The History of Chatham
Chatham’s history has been inexorably entwined with the Royal Navy since 1547 when King Henry VIII rented a storehouse on Jyllingham Water. Twenty years later the anchorage that had formed there was named Chatham after a nearby village and the gradual process of development there gathered pace. ‘Ceteham’ is noted in the Domesday Book of 1080 and a Celtic trackway passed through what is known to have been a settlement in the forest, near to the estuary of the River Medway . Ceto is an ancient British word meaning ‘forest’ and ‘ham’ a common old English word for settlement or hamlet. The Romans used the route of the Celtic track as the basis for their paved road, later called Walting Street. Parts of this now make up the A2. Various interesting archeological finds in the area include a Roman cemetery. The Saxon manor at Chatham was handed to Earl Godwinson after the Norman Conquest .
By 1570 a mast pond, storehouses and a forge had been built to support the growing maritime presence there. Such was the town’s importance by 1580 that Queen Elizabeth chose to entertain foreign dignitaries there. The Tudor queen had previously established Chatham as a Royal Dockyard in 1568. Chatham’s development as a Royal Dockyard continued at pace and shipbuilding grew rapidly there, as did the wharfage and the growth of the defensive facilities needed to protect it all from various enemies of England. A Dutch raid in 1667 tested the earlier defences and they proved woefully inadequate, despite the construction of Upnor Castle in 1567. From 1756 the increasing threat of powerful invasion forces from the Continent prompted the development of far stauncher defences centred on the peninsular at the bend of the Medway. A string of fortifications included larger facilities such as Fort Amherst .

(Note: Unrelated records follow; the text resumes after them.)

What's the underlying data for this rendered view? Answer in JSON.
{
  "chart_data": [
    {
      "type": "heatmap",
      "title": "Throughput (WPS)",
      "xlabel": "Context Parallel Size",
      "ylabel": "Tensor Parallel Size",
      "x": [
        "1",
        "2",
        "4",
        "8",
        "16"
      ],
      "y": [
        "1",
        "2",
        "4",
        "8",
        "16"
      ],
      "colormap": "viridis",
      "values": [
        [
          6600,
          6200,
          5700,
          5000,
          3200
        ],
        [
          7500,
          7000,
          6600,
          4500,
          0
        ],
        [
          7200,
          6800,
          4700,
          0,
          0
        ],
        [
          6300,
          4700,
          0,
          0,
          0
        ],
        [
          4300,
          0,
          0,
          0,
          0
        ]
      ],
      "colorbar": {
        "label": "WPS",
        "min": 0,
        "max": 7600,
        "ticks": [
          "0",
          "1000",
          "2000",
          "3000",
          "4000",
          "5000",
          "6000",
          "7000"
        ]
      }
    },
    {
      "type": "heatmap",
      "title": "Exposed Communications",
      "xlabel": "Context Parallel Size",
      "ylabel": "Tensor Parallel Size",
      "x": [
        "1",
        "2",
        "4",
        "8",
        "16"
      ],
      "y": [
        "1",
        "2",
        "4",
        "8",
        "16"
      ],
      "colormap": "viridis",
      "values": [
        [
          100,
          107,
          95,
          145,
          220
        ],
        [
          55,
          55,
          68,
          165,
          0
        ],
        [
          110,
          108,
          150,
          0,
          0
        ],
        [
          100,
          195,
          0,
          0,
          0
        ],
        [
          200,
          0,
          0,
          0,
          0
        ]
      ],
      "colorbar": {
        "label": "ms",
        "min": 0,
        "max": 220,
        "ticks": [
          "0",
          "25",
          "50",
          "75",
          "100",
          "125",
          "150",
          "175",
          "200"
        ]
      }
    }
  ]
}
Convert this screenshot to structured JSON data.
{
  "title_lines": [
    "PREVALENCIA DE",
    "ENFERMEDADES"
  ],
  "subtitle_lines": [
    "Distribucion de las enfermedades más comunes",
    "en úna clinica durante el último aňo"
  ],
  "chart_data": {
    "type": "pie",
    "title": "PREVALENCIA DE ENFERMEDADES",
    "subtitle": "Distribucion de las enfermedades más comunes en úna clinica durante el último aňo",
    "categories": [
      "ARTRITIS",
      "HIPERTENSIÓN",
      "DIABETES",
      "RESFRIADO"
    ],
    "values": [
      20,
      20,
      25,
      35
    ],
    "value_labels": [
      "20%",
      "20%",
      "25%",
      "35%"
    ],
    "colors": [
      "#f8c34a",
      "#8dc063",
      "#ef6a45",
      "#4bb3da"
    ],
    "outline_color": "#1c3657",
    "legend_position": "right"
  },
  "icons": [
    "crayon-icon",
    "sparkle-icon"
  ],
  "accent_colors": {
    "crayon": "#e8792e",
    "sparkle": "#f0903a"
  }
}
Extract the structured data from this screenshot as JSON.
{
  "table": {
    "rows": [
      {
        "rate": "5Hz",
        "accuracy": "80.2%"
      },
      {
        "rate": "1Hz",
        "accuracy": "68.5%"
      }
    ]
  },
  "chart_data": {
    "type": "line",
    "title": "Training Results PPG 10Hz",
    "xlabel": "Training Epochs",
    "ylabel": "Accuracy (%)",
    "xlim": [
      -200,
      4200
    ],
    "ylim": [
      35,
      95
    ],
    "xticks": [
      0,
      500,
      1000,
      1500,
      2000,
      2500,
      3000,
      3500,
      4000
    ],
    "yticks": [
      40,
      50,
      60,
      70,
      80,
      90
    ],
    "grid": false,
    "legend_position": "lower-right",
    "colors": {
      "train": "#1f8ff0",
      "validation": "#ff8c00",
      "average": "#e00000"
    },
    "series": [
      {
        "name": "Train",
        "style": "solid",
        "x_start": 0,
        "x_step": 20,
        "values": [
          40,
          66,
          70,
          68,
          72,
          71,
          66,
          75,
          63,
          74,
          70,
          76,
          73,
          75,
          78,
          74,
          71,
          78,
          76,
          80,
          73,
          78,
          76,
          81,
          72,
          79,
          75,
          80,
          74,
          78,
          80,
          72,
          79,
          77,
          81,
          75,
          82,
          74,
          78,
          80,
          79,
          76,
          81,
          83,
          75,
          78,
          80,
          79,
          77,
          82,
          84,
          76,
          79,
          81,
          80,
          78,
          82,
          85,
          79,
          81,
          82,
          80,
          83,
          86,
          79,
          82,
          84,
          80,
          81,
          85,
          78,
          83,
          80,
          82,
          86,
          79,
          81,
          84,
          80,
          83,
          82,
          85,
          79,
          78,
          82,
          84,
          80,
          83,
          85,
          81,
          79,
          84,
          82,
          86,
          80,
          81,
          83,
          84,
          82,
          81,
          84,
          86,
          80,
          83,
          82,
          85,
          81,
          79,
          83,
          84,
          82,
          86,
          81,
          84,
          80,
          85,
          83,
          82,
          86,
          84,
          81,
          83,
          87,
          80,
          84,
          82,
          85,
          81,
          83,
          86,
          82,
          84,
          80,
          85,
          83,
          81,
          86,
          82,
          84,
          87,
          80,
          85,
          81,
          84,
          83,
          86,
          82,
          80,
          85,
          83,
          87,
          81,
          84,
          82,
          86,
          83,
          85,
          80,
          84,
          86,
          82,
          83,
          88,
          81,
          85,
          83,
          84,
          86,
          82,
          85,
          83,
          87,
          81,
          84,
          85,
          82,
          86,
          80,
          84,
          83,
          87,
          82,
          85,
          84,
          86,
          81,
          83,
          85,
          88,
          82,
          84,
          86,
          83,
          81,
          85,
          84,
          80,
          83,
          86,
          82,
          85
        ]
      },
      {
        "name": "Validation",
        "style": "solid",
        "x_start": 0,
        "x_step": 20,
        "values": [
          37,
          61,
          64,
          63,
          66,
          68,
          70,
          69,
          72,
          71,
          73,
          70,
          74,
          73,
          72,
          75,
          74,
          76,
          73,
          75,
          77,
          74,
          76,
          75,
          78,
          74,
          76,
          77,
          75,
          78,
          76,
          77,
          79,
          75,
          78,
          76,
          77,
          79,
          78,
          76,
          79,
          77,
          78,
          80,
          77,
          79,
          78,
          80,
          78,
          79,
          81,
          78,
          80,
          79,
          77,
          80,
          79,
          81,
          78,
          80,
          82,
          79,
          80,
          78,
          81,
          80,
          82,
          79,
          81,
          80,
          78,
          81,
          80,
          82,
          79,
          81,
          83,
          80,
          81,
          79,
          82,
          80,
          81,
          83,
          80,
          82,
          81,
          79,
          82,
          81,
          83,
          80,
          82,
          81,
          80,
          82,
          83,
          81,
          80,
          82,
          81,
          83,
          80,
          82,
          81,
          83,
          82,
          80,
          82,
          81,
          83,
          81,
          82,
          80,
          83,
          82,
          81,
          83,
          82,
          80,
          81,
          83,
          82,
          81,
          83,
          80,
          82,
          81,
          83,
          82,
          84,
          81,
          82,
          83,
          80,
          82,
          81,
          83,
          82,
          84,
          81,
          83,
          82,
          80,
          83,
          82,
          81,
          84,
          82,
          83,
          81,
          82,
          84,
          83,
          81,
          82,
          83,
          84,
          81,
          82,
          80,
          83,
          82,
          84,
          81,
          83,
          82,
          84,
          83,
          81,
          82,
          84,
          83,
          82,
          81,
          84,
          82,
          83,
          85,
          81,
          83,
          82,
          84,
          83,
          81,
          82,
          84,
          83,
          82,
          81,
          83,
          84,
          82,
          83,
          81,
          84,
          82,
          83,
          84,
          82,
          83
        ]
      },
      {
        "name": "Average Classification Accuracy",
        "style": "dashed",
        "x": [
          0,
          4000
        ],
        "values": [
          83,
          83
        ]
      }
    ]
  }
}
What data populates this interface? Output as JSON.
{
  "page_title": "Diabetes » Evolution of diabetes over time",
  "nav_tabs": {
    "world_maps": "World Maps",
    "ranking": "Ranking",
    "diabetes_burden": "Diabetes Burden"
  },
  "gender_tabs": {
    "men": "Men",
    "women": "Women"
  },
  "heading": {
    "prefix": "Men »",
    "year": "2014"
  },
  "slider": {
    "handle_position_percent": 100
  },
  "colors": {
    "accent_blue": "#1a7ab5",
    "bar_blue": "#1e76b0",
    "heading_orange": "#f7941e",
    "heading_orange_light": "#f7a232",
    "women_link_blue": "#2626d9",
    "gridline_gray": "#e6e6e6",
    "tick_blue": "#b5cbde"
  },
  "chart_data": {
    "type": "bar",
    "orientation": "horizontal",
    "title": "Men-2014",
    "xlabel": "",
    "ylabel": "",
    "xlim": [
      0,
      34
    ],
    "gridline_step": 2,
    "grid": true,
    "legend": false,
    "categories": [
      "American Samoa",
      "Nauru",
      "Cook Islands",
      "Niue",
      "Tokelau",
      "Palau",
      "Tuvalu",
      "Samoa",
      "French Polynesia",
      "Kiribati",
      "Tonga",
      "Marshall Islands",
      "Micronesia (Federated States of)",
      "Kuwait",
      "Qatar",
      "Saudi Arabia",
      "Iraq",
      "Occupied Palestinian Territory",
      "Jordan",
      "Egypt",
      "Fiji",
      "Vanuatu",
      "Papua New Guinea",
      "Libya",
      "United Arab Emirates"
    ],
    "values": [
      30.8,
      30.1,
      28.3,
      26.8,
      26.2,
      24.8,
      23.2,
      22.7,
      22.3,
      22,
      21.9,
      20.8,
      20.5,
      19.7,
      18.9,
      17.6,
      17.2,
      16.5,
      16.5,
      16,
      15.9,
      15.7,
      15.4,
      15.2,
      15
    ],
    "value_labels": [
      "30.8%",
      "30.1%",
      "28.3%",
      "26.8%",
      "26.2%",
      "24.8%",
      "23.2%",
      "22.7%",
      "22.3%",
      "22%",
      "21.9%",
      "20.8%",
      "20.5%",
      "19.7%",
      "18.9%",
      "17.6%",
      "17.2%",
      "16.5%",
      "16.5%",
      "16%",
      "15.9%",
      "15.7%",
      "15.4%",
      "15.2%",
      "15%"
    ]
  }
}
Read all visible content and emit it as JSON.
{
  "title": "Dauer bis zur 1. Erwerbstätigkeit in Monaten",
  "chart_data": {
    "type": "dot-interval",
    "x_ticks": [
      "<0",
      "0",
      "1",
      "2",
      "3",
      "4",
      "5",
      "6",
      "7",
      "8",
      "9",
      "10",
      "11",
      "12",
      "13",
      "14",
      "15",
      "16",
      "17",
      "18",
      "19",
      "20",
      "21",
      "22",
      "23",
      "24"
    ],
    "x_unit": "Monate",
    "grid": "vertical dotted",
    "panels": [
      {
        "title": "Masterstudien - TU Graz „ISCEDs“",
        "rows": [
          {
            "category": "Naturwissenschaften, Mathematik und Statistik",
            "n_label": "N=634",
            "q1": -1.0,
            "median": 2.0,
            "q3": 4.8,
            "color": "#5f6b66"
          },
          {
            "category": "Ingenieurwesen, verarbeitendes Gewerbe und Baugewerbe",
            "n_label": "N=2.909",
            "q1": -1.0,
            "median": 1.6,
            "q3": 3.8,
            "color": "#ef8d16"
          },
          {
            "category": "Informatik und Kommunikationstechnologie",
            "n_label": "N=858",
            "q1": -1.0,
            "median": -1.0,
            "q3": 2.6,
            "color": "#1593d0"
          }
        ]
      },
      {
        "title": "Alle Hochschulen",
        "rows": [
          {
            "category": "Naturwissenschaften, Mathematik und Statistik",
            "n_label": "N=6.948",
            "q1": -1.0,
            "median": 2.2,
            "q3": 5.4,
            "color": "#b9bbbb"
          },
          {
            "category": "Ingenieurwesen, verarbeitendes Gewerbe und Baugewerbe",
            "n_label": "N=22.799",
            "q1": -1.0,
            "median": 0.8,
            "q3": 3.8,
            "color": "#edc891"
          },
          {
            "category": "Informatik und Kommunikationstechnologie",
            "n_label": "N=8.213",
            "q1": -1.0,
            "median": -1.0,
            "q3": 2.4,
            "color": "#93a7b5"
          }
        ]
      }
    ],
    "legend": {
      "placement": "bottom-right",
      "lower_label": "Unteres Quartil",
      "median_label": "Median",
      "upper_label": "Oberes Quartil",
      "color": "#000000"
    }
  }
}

As fears of attack overland from the south increased, the military responded by fortifying that route too. It is a clear illustration of the historic and strategic importance of the dockyard at Chatham that such expenditure was undertaken to protect it. The dockyard employed thousands of men, as well as being home to the many soldiers and sailors who were either billeted in the area or on ship docking there. Chatham thrived on all the activity and the money that it all brings. The fort building projects continued, providing valuable employment for local men and great business opportunities for local merchants. Fort Pitt was built between 1809 and 1819 in another concentrated phase of fort building. Later Fort Pitt was to serve as a hospital and the location of the Army’s first medical school. Yet more fort building was ordered in 1859, this resulted in the construction of Fort Borstal, Fort Bridgewood and Fort Luton. The famous flagship of Admiral Horatio Nelson , the HMS Victory, was built at Chatham in the 1760s. The massive military presence in the area resulted in huge development to house everyone, as well as creating rapid expansion in Chatham and the surrounding area. Large barrack complexes were built included Kitchener Barracks (c 1750-1780), the Royal Marine Barracks (c 1780), Brompton Artillery Barracks (1806) and Melville Barracks. In addition to these were H.M.S. Collingwood and H.M.S. Pembroke, both naval barracks. Rochester and Gillingham both benefitted so much from all the economic and military activity that the three towns soon fused into one large conurbation that has come to be known as the Medway Towns. Grand Georgian buildings and swathes of Victorian terraces mark some of the town’s phases of expansion. Large suburban sprawls of corporation and private housing built between the World Wars and since them grew up around the old town centre.
The dockyard which had been the pillar of Chatham’s rise was to decline in the late 20th century. Such was the decline that it closed completely in 1984, the loss of the Historic Royal Dockyard was a huge blow to Chatham. Aggressive efforts by local and national government, and the enterprise of local business, helped the region to recover and bounce back vigorously.